Coalition spokesman Alex Paterson said Sunday TransCanada filed its application for the Energy East pipeline this fall.
Since then, the National Energy Board has given no indication it intends to review the impact the pipeline or the oilsands industry have on climate change. The coalition plans to release a letter to NEB at 11 a.m.
“We would have confidence in the NEB if they fully reviewed the climate impacts,” said Paterson. But after the premiers of Ontario and Quebec mollified their criticism of the pipeline following meetings with Alberta Premier Jim Prentice last week, the group is feeling uneasy about the politics around the pipeline, he said.
“If they continue to do what they’re doing now,” he said, “it will be a rubber stamp for the industry.”
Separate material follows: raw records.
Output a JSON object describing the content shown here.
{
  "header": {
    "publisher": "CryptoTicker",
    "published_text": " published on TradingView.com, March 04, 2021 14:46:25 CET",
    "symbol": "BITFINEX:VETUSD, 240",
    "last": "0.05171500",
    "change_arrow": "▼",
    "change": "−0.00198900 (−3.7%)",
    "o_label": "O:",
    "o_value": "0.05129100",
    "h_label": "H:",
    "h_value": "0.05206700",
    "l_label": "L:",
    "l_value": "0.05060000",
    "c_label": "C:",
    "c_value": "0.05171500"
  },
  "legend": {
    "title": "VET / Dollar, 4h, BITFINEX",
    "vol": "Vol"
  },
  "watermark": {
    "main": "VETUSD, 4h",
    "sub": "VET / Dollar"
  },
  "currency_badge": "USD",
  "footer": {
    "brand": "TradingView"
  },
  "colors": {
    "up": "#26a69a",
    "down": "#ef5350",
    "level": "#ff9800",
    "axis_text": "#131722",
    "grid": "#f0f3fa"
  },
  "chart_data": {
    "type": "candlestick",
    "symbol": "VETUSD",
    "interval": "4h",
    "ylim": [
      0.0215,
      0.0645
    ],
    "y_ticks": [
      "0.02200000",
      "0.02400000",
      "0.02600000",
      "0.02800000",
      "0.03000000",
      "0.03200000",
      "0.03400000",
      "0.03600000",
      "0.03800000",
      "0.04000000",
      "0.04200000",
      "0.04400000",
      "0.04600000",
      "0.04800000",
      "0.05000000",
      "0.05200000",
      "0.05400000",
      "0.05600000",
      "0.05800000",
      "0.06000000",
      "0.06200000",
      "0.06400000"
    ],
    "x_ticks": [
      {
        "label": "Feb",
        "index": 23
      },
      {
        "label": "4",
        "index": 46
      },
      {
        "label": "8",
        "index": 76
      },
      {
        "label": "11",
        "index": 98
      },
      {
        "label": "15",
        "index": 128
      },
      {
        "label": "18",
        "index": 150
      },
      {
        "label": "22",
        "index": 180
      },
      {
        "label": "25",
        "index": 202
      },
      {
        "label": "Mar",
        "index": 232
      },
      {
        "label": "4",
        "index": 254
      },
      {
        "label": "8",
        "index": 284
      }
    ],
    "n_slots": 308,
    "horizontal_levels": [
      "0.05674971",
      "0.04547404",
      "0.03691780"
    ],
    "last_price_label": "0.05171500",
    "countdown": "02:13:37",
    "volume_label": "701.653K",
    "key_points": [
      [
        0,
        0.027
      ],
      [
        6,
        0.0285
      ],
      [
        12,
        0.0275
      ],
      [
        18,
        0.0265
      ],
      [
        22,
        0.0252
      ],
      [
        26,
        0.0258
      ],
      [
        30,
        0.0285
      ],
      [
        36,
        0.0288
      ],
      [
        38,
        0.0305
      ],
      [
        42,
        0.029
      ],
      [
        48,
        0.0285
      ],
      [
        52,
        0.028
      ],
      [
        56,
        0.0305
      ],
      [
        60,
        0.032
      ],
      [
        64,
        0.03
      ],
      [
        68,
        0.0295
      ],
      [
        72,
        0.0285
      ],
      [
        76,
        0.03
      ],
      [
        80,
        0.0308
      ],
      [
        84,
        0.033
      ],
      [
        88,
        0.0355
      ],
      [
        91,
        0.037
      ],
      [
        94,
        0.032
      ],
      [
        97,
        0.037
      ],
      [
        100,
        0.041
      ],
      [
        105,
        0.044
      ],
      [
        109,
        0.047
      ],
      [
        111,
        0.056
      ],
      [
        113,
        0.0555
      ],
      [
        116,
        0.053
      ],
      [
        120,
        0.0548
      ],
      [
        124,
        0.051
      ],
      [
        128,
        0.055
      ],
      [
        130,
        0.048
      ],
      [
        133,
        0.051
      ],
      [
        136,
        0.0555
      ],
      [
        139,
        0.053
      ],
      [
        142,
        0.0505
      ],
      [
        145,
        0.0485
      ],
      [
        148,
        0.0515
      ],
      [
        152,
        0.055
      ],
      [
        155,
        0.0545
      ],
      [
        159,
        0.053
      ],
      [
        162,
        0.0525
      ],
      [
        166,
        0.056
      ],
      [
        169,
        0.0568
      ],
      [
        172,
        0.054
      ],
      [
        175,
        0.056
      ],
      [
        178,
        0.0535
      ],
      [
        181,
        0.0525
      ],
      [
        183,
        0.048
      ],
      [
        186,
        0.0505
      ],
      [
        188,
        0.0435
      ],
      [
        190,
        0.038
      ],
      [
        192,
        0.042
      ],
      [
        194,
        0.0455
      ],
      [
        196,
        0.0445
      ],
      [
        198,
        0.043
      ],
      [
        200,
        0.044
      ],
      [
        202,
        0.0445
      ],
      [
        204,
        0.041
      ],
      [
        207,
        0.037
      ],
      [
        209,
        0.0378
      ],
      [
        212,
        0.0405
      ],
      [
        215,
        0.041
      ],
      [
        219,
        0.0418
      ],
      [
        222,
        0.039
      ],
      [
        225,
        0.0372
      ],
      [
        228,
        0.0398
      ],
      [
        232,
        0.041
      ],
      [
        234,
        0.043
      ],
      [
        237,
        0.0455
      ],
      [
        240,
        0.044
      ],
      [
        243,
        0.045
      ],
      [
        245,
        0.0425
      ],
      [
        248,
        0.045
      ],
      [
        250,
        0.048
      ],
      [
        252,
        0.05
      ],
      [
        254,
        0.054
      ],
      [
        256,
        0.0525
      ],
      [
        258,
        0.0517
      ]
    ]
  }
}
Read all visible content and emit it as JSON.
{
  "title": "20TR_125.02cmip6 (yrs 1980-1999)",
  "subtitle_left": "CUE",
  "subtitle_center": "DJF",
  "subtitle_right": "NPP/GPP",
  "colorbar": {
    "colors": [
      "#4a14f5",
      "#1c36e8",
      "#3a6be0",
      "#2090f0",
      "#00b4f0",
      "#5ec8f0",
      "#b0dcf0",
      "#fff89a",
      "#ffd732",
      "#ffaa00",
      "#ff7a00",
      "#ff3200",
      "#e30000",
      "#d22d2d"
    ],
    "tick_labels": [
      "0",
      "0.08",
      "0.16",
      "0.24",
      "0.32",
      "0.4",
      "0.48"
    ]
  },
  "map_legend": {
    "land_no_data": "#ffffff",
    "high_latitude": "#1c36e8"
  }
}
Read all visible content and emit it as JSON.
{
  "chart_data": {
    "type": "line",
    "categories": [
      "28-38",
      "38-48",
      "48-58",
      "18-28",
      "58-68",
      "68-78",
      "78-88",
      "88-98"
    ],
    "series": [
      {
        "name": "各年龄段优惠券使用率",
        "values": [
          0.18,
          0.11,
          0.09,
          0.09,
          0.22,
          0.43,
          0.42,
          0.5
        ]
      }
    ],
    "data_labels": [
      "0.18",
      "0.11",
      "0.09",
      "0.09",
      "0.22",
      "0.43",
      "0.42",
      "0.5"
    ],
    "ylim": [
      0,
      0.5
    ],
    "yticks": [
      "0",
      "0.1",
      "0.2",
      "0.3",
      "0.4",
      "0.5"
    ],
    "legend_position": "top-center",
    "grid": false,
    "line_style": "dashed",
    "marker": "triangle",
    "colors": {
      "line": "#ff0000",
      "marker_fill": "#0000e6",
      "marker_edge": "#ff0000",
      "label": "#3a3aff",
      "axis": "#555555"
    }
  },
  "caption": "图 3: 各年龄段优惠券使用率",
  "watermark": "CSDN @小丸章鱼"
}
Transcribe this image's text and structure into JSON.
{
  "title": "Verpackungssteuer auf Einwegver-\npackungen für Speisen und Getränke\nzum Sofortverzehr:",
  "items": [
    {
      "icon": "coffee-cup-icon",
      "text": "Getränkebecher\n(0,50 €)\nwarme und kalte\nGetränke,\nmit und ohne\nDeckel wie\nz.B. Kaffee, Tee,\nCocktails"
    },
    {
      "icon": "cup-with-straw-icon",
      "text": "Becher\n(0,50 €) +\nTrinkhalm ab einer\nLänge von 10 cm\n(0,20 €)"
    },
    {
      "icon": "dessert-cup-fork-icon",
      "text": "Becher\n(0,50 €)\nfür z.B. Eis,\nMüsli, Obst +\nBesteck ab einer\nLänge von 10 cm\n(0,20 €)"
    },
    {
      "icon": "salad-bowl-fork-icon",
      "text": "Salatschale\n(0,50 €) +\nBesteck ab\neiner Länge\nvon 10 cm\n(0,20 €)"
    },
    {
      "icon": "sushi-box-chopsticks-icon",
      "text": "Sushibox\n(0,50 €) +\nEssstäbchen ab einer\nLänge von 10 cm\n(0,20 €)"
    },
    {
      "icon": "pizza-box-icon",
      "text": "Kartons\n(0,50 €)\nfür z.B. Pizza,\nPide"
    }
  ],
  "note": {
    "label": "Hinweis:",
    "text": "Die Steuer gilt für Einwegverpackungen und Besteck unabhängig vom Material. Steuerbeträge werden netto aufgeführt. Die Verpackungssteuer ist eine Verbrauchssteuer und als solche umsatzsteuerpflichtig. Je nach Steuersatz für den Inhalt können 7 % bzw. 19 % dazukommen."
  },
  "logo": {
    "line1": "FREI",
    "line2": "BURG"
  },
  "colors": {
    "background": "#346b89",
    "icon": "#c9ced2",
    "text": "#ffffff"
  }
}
‘It’s mostly about ensuring chiefs are better informed and that they know the intent of the pipeline project’
— Terry Nelson
The timing of today’s events coincides with plans by Canada’s First Nations chiefs to elect a new national chief in Winnipeg this week.
The election for the new national chief of the Assembly of First Nations takes place Wednesday at a special chiefs assembly at the RBC Convention Centre. The three-day conference wraps up Thursday.
The event, hosted by Manitoba’s northern chiefs at the Manitoba Keewatinowi Okimakanak, includes a number of other cultural and social events.
By the weekend, about half of the country’s 639 recognized First Nations chiefs were among 1,000 delegates scheduled to attend.
The chiefs and their proxies are the only delegates registered to cast ballots for a new leader.
Former national chief Shawn Atleo abruptly resigned last spring after an internal battle over his agreement to support the federal government’s legal reforms for reserve schools.